Si accelera su una parte mentre si tergiversa miseramente sul suo fondamentale contenitore. Ed allora torniamo a quella sensazione iniziale, a quella speranza che naviga in un mare di sfiducia e di diffidenza, a quella sorta di meccanismo di autodifesa che abbiamo imparato a costruirci da noi, colpevolmente, perché è molto più comodo che mettere al muro chi fabbrica delusioni e raggiri più o meno legalizzati. Torniamo a chiederci e a chiedere, a chi propone emendamenti a interventi legislativi in ritardo da secoli: credete che davvero sia sufficiente rendere ineleggibile chi ha una condanna passata in giudicato, senza specificare le tipologie di reato, le scorciatoie a cui magari state pensando, le edulcorazioni della norma e le eccezioni varie? Credete, inoltre, che siano solo le sentenze e le condanne a decretare tout court chi può e chi non può essere messo in lista?
Se pensate che questo basti a ripulire il campo siete fuori strada, perché la moralità di una candidatura non si misura con le sentenze, ma con la condotta effettiva di ognuno dei candidati. Se un uomo è in odor di mafia non va presentato, anche se ancora non pesa su di lui una condanna definitiva, perché la politica non deve essere guidata dalla magistratura, ma autoregolamentarsi da sé, magari sbrigandosi ad approvare un efficace ddl sulla corruzione. Se non si ha chiaro questo codice di condotta morale, che non risponde ad alcuna pronuncia di un giudice, allora questa norma è esattamente un tentativo di buttar fumo negli occhi, perché non avrebbe impedito ugualmente a Cuffaro, nel 2006, di candidarsi a presidente della Regione Sicilia, così come non gli avrebbe impedito nel 2008 di ricandidarsi al Senato nonostante l’interdizione dai pubblici uffici.

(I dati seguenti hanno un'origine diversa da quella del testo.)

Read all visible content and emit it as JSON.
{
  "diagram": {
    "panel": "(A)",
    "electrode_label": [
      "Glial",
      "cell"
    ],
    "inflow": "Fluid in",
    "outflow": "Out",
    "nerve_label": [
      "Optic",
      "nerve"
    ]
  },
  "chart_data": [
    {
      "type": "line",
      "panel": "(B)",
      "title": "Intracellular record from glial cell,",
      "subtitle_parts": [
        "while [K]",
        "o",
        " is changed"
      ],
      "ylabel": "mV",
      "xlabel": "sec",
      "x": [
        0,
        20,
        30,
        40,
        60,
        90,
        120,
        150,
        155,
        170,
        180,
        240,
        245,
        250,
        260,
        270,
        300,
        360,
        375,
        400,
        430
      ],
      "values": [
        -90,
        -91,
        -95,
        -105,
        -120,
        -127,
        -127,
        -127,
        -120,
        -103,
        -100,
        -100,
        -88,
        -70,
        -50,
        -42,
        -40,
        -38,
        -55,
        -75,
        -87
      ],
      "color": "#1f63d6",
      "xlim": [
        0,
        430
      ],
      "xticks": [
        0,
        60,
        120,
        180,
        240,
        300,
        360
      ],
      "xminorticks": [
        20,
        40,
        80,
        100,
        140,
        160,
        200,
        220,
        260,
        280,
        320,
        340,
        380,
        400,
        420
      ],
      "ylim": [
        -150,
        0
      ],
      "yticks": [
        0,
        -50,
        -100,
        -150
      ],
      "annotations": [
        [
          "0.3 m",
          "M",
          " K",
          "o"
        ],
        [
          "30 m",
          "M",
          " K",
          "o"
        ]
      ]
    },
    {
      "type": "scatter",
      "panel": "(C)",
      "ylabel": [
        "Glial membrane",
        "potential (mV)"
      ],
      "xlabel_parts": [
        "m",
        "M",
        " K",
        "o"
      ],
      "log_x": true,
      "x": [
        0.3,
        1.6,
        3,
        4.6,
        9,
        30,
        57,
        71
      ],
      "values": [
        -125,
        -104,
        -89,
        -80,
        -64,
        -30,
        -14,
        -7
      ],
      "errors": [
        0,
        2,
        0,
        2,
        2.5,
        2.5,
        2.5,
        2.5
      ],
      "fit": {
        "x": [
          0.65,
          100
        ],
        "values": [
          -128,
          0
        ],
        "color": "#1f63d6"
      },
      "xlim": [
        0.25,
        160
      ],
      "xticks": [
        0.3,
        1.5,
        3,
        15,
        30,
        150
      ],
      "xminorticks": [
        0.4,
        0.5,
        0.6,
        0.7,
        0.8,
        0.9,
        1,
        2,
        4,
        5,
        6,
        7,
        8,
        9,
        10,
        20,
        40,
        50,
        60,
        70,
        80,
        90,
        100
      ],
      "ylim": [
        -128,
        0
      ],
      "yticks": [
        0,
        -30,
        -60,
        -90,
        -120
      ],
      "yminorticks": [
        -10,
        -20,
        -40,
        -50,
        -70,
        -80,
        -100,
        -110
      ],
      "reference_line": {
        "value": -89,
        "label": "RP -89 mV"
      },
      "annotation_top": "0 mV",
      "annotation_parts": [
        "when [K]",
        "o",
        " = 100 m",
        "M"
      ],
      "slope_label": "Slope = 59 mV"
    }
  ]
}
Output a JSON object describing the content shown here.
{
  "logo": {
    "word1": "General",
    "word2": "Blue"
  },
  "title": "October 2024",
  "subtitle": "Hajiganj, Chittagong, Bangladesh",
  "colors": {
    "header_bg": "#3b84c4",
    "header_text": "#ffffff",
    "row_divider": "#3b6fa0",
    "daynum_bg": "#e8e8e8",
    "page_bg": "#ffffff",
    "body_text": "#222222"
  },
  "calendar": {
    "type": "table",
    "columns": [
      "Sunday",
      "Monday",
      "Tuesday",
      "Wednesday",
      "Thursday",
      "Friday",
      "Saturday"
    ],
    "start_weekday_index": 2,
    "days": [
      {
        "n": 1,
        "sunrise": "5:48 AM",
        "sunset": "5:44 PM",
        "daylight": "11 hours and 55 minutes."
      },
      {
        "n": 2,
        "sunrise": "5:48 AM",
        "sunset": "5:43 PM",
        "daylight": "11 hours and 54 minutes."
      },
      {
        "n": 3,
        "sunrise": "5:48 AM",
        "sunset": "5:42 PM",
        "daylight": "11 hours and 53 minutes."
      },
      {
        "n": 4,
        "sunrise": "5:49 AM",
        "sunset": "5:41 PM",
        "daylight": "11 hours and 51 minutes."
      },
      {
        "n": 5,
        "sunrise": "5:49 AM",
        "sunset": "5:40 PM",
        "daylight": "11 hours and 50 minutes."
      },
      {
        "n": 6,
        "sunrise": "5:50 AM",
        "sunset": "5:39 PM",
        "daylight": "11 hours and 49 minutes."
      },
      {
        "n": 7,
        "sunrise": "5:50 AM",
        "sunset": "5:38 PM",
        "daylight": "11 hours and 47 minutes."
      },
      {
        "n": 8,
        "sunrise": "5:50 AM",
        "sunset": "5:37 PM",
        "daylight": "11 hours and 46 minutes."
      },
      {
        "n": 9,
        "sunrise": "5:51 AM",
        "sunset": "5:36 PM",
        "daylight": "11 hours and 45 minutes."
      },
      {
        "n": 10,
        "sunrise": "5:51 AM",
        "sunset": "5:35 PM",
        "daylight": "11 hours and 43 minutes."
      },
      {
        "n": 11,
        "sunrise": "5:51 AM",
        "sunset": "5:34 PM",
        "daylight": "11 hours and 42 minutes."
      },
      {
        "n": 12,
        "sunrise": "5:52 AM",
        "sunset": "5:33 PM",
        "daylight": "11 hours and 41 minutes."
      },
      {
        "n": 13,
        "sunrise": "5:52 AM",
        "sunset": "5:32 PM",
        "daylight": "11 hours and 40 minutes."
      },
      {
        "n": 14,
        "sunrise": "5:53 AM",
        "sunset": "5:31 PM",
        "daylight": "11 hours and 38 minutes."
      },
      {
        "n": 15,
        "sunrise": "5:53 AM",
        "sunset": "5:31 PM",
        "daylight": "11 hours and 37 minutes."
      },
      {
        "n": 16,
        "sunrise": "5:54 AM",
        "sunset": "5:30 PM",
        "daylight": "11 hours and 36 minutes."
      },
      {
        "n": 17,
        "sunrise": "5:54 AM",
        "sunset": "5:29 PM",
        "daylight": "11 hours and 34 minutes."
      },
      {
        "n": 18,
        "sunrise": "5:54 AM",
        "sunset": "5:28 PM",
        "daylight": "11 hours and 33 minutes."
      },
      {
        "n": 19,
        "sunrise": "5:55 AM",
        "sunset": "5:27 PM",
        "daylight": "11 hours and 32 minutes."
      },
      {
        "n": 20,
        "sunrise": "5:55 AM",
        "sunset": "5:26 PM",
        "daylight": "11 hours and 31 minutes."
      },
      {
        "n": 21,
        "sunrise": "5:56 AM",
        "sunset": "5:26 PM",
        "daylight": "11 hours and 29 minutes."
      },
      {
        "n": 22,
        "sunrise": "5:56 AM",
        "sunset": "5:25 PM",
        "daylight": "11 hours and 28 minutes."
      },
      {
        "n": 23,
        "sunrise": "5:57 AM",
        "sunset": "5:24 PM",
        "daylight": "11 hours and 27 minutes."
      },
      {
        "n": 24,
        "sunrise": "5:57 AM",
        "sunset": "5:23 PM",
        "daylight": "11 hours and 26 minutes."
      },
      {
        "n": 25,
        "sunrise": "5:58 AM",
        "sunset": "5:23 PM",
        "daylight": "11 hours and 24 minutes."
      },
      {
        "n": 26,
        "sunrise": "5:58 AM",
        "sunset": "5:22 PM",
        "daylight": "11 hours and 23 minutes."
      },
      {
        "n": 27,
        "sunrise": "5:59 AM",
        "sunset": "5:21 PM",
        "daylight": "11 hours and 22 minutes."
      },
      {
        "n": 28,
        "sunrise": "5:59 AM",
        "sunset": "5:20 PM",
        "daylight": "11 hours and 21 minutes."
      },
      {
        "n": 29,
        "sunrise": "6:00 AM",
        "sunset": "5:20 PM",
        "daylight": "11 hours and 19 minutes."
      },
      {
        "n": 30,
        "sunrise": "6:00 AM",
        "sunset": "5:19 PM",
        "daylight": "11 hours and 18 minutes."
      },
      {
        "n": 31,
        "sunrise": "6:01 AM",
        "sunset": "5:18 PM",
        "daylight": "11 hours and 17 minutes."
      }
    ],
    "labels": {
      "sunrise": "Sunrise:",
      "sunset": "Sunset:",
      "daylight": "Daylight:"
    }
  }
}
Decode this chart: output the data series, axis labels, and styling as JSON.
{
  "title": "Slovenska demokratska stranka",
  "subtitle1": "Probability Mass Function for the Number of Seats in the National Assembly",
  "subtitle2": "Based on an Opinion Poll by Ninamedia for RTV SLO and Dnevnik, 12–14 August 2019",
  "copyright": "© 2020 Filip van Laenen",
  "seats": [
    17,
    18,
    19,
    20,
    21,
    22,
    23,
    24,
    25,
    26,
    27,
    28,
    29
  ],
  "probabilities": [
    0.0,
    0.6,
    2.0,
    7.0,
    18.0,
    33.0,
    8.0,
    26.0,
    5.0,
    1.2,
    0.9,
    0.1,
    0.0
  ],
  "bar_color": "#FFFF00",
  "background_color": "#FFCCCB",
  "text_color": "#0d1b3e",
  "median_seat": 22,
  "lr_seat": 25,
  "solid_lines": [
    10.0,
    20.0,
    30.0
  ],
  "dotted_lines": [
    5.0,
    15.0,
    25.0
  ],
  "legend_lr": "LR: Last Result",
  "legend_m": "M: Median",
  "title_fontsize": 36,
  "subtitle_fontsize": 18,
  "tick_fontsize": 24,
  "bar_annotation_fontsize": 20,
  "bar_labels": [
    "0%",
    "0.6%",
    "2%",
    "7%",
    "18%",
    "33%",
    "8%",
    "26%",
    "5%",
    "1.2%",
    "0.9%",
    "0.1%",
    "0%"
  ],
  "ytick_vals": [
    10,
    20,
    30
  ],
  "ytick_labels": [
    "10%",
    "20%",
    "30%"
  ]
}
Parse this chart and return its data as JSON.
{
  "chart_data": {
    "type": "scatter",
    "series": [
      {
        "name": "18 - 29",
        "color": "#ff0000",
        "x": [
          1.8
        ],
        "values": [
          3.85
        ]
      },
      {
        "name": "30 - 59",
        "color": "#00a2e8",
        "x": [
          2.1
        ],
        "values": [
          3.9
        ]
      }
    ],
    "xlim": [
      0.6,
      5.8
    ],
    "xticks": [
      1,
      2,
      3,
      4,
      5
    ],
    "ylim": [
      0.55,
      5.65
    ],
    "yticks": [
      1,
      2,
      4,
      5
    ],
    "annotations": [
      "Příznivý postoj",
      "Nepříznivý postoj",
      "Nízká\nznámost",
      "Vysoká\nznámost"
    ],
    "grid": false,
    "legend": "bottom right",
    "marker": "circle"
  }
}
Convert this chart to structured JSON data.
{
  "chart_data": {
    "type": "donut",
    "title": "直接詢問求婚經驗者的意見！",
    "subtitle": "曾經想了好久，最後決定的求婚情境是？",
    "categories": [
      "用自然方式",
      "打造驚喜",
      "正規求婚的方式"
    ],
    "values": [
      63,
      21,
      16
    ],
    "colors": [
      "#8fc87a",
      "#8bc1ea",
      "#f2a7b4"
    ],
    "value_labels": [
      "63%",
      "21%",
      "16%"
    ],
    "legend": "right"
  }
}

La stessa norma non impedirebbe la candidatura, oggi, del senatore Dell’Utri, sotto processo per mafia, condannato nei primi due gradi di giudizio e ora in attesa di nuovo giudizio dopo la sentenza di annullamento con rinvio in appello da parte della Cassazione. Insomma, questo emendamento di cui il Pd si assume ogni merito, più che una convinta scelta morale ci sembra tanto un paravento con rifiniture mediatiche per mostrare di avere a cuore un tema che ha bisogno di ben altre prove di fede. Prove che, al momento, latitano pesantemente.